On site, three meals a day were provided for us by the lovely Jagaa and Zola, the only two Mongolian women present on this project. (There are female Mongolian archaeologists on other projects)
Breakfast alternated between rice porridge and cream of wheat. Gomber was also always present--- sort of like a funnel cake without the powdered sugar. Instant coffee and tea rounded it out.
Gomber frying. Fresh gomber with honey is fantastic! (photo by Ian Nelson)
Lunches and dinners were always a goat dish. Goat dumplings, goat soup, goat and fried noodles, goat and veggies, goat and macaroni salad...... you get the picture.
On two occasions we had mutton which was a welcome break--- so tasty!
Veggies are not so easy to come by in the Gobi so they relied on things that were easy to store and supplemented it with whatever passing nomads were selling or what could be found in the nearest town on the weekends. (which wasn't much) Usually we had potatoes, carrots, cabbage, red and green peppers, and pickles. I would have killed for a tomato.
I really didn't mind the food, in fact some of the dishes were delicious! The problem was the tremendous portion size. I could never clear my plate and the cooks were quite unhappy with you if they saw you dump it. Many plans were devised to avoid their disdain. Asking for a smaller portion had no effect whatsoever, if you were brave enough to try.

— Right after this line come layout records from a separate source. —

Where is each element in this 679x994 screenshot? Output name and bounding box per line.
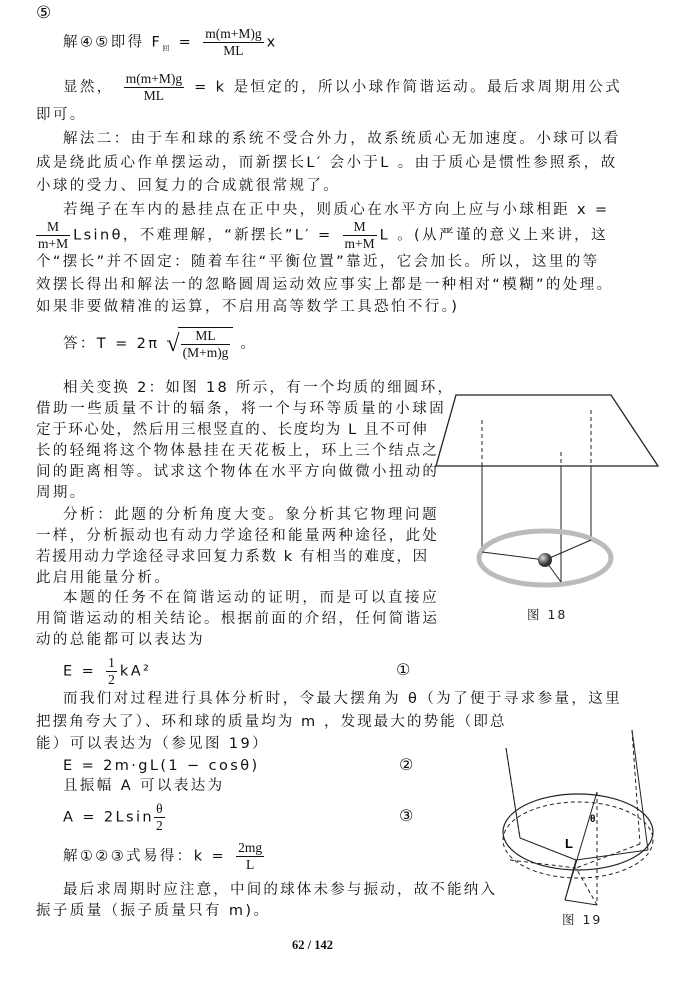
paragraph-line: 且振幅 A 可以表达为 xyxy=(63,778,225,794)
equation-solve-45 xyxy=(63,26,278,59)
paragraph-line: 分析：此题的分析角度大变。象分析其它物理问题 xyxy=(63,507,440,523)
label-L: L xyxy=(565,836,573,851)
numerator: m(m+M)g xyxy=(125,71,183,86)
text: 解①②③式易得：k = xyxy=(63,848,234,865)
text: 显然， xyxy=(63,79,114,96)
equation-tag-2: ② xyxy=(399,755,414,774)
denominator: ML xyxy=(143,88,165,103)
ceiling-plane xyxy=(436,395,658,466)
denominator: 2 xyxy=(108,672,115,687)
text: Lsinθ，不难理解，“新摆长”L′ = xyxy=(73,227,340,244)
paragraph-line: 而我们对过程进行具体分析时，令最大摆角为 θ（为了便于寻求参量，这里 xyxy=(63,691,623,707)
paragraph-line: 此启用能量分析。 xyxy=(36,570,172,586)
equation-1 xyxy=(63,655,151,688)
figure-19-caption: 图 19 xyxy=(562,912,603,927)
equation-3 xyxy=(63,801,168,834)
paragraph-line: 动的总能都可以表达为 xyxy=(36,632,205,648)
text: = xyxy=(171,34,201,51)
page-number: 62 / 142 xyxy=(292,938,333,952)
paragraph-line: 成是绕此质心作单摆运动，而新摆长L′ 会小于L 。由于质心是惯性参照系，故 xyxy=(36,155,618,171)
denominator: 2 xyxy=(155,818,163,833)
equation-tag-3: ③ xyxy=(399,806,414,825)
paragraph-line: 周期。 xyxy=(36,485,87,501)
paragraph-line: 本题的任务不在简谐运动的证明，而是可以直接应 xyxy=(63,590,440,606)
fraction xyxy=(181,328,231,361)
fraction xyxy=(106,655,117,688)
paragraph-line: 最后求周期时应注意，中间的球体未参与振动，故不能纳入 xyxy=(63,882,498,898)
subscript: 回 xyxy=(162,44,172,53)
denominator: (M+m)g xyxy=(182,345,229,360)
fraction xyxy=(236,840,264,873)
fraction xyxy=(343,219,377,252)
paragraph-line: 小球的受力、回复力的合成就很常规了。 xyxy=(36,178,341,194)
sqrt-sign: √ xyxy=(166,331,180,357)
paragraph-line: 解法二：由于车和球的系统不受合外力，故系统质心无加速度。小球可以看 xyxy=(63,131,621,147)
paragraph-line: 效摆长得出和解法一的忽略圆周运动效应事实上都是一种相对“模糊”的处理。 xyxy=(36,277,614,293)
denominator: ML xyxy=(223,43,244,58)
label-theta: θ xyxy=(590,814,596,825)
paragraph-line: 一样，分析振动也有动力学途径和能量两种途径，此处 xyxy=(36,528,440,544)
paragraph-line: 个“摆长”并不固定：随着车往“平衡位置”靠近，它会加长。所以，这里的等 xyxy=(36,254,600,270)
text: = k 是恒定的，所以小球作简谐运动。最后求周期用公式 xyxy=(187,79,623,96)
paragraph-line: 间的距离相等。试求这个物体在水平方向做微小扭动的 xyxy=(36,464,440,480)
fraction xyxy=(124,71,184,104)
paragraph-line: 长的轻绳将这个物体悬挂在天花板上，环上三个结点之 xyxy=(36,443,440,459)
ball xyxy=(538,553,552,567)
paragraph-line: 借助一些质量不计的辐条，将一个与环等质量的小球固 xyxy=(36,401,447,417)
figure-18-caption: 图 18 xyxy=(527,607,568,622)
text: 解④⑤即得 F xyxy=(63,34,163,51)
spoke xyxy=(545,540,591,560)
figure-19-displaced-ring xyxy=(480,710,679,910)
text: 。 xyxy=(240,336,258,352)
text: x xyxy=(266,34,278,51)
denominator: m+M xyxy=(344,236,375,251)
text: kA² xyxy=(119,663,152,680)
equation-number-5: ⑤ xyxy=(36,3,54,23)
paragraph-line: 振子质量（振子质量只有 m)。 xyxy=(36,903,271,919)
numerator: 1 xyxy=(108,655,115,670)
fraction xyxy=(36,219,70,252)
equation-2: E = 2m·gL(1 − cosθ) xyxy=(63,758,260,774)
paragraph-line: 若援用动力学途径寻求回复力系数 k 有相当的难度，因 xyxy=(36,549,429,565)
numerator: m(m+M)g xyxy=(205,26,262,41)
equation-obvious xyxy=(63,71,622,104)
equation-k xyxy=(63,840,267,873)
denominator: m+M xyxy=(38,236,69,251)
sqrt-body xyxy=(178,327,234,361)
answer-line xyxy=(63,327,257,361)
denominator: L xyxy=(245,857,255,872)
numerator: M xyxy=(343,219,377,236)
numerator: 2mg xyxy=(238,840,263,855)
paragraph-line: 即可。 xyxy=(36,107,87,123)
numerator: θ xyxy=(154,801,165,818)
text: L 。(从严谨的意义上来讲，这 xyxy=(379,227,608,244)
text: E = xyxy=(63,663,104,680)
numerator: M xyxy=(36,219,70,236)
displaced-ring xyxy=(503,794,653,870)
paragraph-line: 用简谐运动的相关结论。根据前面的介绍，任何简谐运 xyxy=(36,611,440,627)
paragraph-line: 定于环心处，然后用三根竖直的、长度均为 L 且不可伸 xyxy=(36,422,429,438)
paragraph-line: 如果非要做精准的运算，不启用高等数学工具恐怕不行。) xyxy=(36,299,460,315)
fraction xyxy=(154,801,165,834)
fraction xyxy=(203,26,263,59)
equation-new-length xyxy=(36,219,608,252)
paragraph-line: 把摆角夸大了）、环和球的质量均为 m ，发现最大的势能（即总 xyxy=(36,714,507,730)
paragraph-line: 相关变换 2：如图 18 所示，有一个均质的细圆环， xyxy=(63,380,455,396)
spoke xyxy=(482,552,545,560)
numerator: ML xyxy=(181,328,231,345)
paragraph-line: 若绳子在车内的悬挂点在正中央，则质心在水平方向上应与小球相距 x = xyxy=(63,202,610,218)
paragraph-line: 能）可以表达为（参见图 19） xyxy=(36,736,270,752)
equation-tag-1: ① xyxy=(396,660,411,679)
text: 答：T = 2π xyxy=(63,336,160,352)
figure-18-ring-pendulum xyxy=(400,380,679,610)
text: A = 2Lsin xyxy=(63,809,154,826)
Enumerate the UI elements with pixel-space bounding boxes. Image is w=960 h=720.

A goat was brought in almost daily, purchased from one of the nomad families nearby. Ishee, one of the archaeologists who was from our region, had the task of dispatching it. Traditionally, Mongolians slaughter an animal by cutting a small slit in its chest, reaching in, and stopping its heart with his hand. I'm not kidding you. Ishee, impressively, did this for the camp. Most of the goat was used, although the Mongolians eat a lot of parts the Westerners weren't too keen on. The cooks cooked meals based on Western tastes and made separate dishes with the intestines, etc, that just the Mongolians ate. Worked for me.
For snacks, I quickly learned it was essential to have a hoard of candy and sodas in your tent. Not just for you, but also to bring out and share and/or bribe people with. Trips to town and tourist camps were an opportunity to replenish. If you had vodka, your popularity would increase for sure.
Vodka. I thought I knew things about Mongolia before I came, but I didn't know about the prominence of vodka in their culture. Any occasion could potentially call for vodka. When one of the vans broke down a bottle of vodka was pulled out and a blinker used as a glass while they waited for help. All of our "parties" involved copious amounts of vodka. When I told one of the guys that back home I drink, but not vodka, he incredulously asked "but then, what do you drink?" Hahaha.
Luckily, the way they distribute it allows you to take a decent break between drinks. One person pours into a cup (I loved the antique cups that we saw at Ishee's ger-- more on that later), he then passes that cup to you with his right hand. You accept with your right hand and shoot it or sip it, your choice (at least, they didn't harass us if we couldn't shoot it). You then hand it back and he does the same with everyone in the group. Then it all starts again-- the larger the group, the longer the break. If you don't want to drink, dip your pinky in and flick it three times (to the earth, the wind, and the sky?) and then return the cup. I really enjoyed this, it made drinking seem more intimate and social.